Bill Inmon made an interesting observation in this post entitled "The Elusive Virtual Data Warehouse." In essence he pushed back on the ability for data warehouses to reside in virtual data layers. While I typically agree with Bill, in this case he may be missing some key issues.
"Why then is the virtual data warehouse such a supremely bad idea? There are actually lots of reasons for the vacuity of virtue manifested by the virtual data warehouse. Some of those reasons are:
- A query that has to access a lot of databases simultaneously uses a lot of system resources. In the best of circumstances, query performance is a real problem.
- A query that has to access a lot of databases simultaneously requires resources every time it is executed. If the query is run many times at all, the system overhead is very steep.
- A query that has to access a lot of databases simultaneously is stopped dead in its tracks when it runs across a database that is down or otherwise unavailable.
- A query that has to access a lot of databases simultaneously shuffles a lot of data around the system that otherwise would not need to be moved. The impact on the network can become very burdensome.
- A query that has to access a lot of databases simultaneously is limited to the data found in the databases. If there is only a limited amount of historical data in the databases, the query is limited to whatever historical data is found there. For a variety of reasons, many application databases do not have much historical data to begin with."
Core to this assertion is that too many resources are consumed when leveraging a virtual data warehouse, typically using data abstraction software to go against the back end databases and create a single abstracted view.
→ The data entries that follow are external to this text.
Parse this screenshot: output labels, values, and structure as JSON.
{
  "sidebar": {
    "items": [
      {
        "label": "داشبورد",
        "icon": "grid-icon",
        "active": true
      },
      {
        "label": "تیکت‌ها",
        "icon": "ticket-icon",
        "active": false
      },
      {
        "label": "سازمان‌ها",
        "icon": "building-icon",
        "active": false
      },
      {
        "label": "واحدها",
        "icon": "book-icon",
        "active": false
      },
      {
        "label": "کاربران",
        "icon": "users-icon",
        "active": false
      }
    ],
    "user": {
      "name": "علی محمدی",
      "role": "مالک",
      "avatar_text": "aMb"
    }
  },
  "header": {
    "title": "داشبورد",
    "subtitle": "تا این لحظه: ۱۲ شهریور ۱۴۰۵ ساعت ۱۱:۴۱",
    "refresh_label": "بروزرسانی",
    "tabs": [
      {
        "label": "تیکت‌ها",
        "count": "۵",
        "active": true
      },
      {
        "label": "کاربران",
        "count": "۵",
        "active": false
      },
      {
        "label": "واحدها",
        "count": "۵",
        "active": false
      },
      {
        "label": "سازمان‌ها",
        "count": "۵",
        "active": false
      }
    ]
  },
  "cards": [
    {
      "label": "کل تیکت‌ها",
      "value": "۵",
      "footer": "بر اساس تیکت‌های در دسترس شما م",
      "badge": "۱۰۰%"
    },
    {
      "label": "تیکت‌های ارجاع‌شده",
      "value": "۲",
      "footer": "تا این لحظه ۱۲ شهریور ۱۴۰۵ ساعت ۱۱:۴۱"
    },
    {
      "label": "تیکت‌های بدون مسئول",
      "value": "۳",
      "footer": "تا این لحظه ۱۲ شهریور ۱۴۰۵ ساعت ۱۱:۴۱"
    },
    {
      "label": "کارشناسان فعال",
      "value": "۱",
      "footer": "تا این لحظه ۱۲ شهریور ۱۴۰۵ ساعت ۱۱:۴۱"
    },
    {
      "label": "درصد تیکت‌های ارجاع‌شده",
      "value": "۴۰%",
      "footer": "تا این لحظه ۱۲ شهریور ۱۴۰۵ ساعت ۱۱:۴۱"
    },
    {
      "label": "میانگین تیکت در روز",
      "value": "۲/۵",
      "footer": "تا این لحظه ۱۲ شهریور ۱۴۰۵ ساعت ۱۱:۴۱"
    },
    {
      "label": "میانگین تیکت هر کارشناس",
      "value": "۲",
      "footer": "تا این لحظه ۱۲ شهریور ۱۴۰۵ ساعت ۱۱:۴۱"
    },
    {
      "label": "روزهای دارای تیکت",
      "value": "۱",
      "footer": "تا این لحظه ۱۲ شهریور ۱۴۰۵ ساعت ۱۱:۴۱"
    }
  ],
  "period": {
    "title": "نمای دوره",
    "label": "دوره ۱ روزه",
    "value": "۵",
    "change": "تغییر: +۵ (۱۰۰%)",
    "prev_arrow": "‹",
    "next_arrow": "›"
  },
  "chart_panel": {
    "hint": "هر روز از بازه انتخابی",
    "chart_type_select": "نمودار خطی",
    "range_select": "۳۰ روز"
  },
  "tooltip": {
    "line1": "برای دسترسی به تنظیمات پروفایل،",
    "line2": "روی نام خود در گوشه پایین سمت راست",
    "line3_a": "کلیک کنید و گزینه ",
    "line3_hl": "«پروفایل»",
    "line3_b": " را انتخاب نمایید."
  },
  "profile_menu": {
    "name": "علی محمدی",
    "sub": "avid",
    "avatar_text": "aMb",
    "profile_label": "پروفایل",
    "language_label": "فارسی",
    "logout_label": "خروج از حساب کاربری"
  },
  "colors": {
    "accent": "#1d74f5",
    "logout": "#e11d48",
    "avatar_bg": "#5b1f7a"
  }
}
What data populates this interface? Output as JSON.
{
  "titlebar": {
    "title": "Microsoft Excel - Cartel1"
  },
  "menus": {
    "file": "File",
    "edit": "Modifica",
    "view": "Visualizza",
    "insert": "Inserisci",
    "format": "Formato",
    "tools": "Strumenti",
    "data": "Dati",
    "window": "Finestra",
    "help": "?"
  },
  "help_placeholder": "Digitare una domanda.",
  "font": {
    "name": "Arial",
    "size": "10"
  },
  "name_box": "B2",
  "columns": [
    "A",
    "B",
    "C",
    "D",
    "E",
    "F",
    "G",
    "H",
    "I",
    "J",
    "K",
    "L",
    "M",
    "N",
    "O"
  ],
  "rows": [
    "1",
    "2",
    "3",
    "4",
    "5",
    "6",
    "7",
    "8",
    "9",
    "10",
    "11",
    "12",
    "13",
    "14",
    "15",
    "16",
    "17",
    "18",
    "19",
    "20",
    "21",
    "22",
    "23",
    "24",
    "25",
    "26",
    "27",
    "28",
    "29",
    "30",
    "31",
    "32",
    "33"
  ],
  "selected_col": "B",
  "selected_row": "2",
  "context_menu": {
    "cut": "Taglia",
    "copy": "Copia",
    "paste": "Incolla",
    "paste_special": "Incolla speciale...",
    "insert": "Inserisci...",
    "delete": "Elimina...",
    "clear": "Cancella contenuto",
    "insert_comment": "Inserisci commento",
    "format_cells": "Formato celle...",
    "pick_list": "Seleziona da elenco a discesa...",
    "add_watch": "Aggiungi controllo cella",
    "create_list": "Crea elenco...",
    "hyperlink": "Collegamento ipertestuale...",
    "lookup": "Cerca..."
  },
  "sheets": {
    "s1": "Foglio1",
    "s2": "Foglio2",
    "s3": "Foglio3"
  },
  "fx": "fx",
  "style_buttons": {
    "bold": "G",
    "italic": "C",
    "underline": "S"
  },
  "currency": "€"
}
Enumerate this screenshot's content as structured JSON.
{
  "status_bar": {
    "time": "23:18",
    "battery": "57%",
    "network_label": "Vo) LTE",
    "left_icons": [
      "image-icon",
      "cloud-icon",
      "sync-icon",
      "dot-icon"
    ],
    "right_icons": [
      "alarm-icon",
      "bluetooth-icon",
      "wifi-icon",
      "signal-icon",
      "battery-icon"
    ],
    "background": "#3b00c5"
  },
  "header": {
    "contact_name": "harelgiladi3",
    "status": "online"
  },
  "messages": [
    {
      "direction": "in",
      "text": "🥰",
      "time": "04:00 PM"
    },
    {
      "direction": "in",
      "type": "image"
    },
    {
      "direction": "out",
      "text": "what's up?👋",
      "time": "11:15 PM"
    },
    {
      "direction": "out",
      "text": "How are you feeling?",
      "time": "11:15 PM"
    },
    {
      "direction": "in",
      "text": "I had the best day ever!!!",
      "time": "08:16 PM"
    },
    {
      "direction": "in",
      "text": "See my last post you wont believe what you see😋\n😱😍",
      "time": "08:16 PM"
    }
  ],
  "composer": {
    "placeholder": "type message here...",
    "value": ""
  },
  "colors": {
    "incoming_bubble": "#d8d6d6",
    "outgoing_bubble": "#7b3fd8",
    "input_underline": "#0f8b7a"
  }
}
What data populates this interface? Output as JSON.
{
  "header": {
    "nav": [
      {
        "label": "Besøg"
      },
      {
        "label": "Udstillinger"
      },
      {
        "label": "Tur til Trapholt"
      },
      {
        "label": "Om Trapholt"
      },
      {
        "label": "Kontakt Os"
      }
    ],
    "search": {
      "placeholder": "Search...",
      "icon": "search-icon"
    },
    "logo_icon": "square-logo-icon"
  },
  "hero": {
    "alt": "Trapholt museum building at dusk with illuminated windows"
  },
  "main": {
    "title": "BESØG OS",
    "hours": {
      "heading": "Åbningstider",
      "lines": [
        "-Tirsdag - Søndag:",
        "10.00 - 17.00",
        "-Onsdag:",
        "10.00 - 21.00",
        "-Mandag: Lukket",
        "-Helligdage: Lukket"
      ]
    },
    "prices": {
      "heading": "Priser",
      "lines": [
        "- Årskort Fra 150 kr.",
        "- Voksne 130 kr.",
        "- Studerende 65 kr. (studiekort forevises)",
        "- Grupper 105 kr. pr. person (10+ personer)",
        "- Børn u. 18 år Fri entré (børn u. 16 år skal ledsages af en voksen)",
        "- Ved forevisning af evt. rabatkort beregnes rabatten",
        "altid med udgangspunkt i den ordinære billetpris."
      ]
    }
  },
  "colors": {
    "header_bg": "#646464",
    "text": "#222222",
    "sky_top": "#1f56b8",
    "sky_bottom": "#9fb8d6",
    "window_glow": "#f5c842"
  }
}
I've found that good abstraction layers that leverage good federated data query techniques typically don't have the resource impact that Bill is describing above. Indeed, it has a tendency to be more "operationally simplistic" since you're not dealing with another physical database to create your data warehouse.
Indeed, I recommend that my clients always consider the use of a virtual data warehouse, and the use of database abstraction software, in the context of their overall enterprise architecture strategy for the following reasons:
- The database abstraction software is well tested, and if tuned and implemented correctly performance and resource consumption is not an issue.
- This is almost always more cost effective when modeled over time.
- ETL routines are problematic, and difficult to manage.
- Those leveraging data warehouses are looking for up-to-minute info, and that's much more difficult with traditional data warehousing approaches.
I get Bill's point, but in practice I've not found that to be the case.













David -
I don't understand why people are so polarized on this question of virtual data federation VS. physical data consolidation. Maybe it is the word "data warehouse" that throws people off.
Perhaps if data store, data mart or some other noun was used as the object of the virtualization, people would be more willing to apply common sense to this question, as you have in this blog.
Both approaches have their merits as well as limitation, and often they are used together to provide the best solution to an end-user's needs.
Dogma aside, the wise data architect or BI development team leader pragmatically uses a full palette of tools and technigues as you advise.
-Bob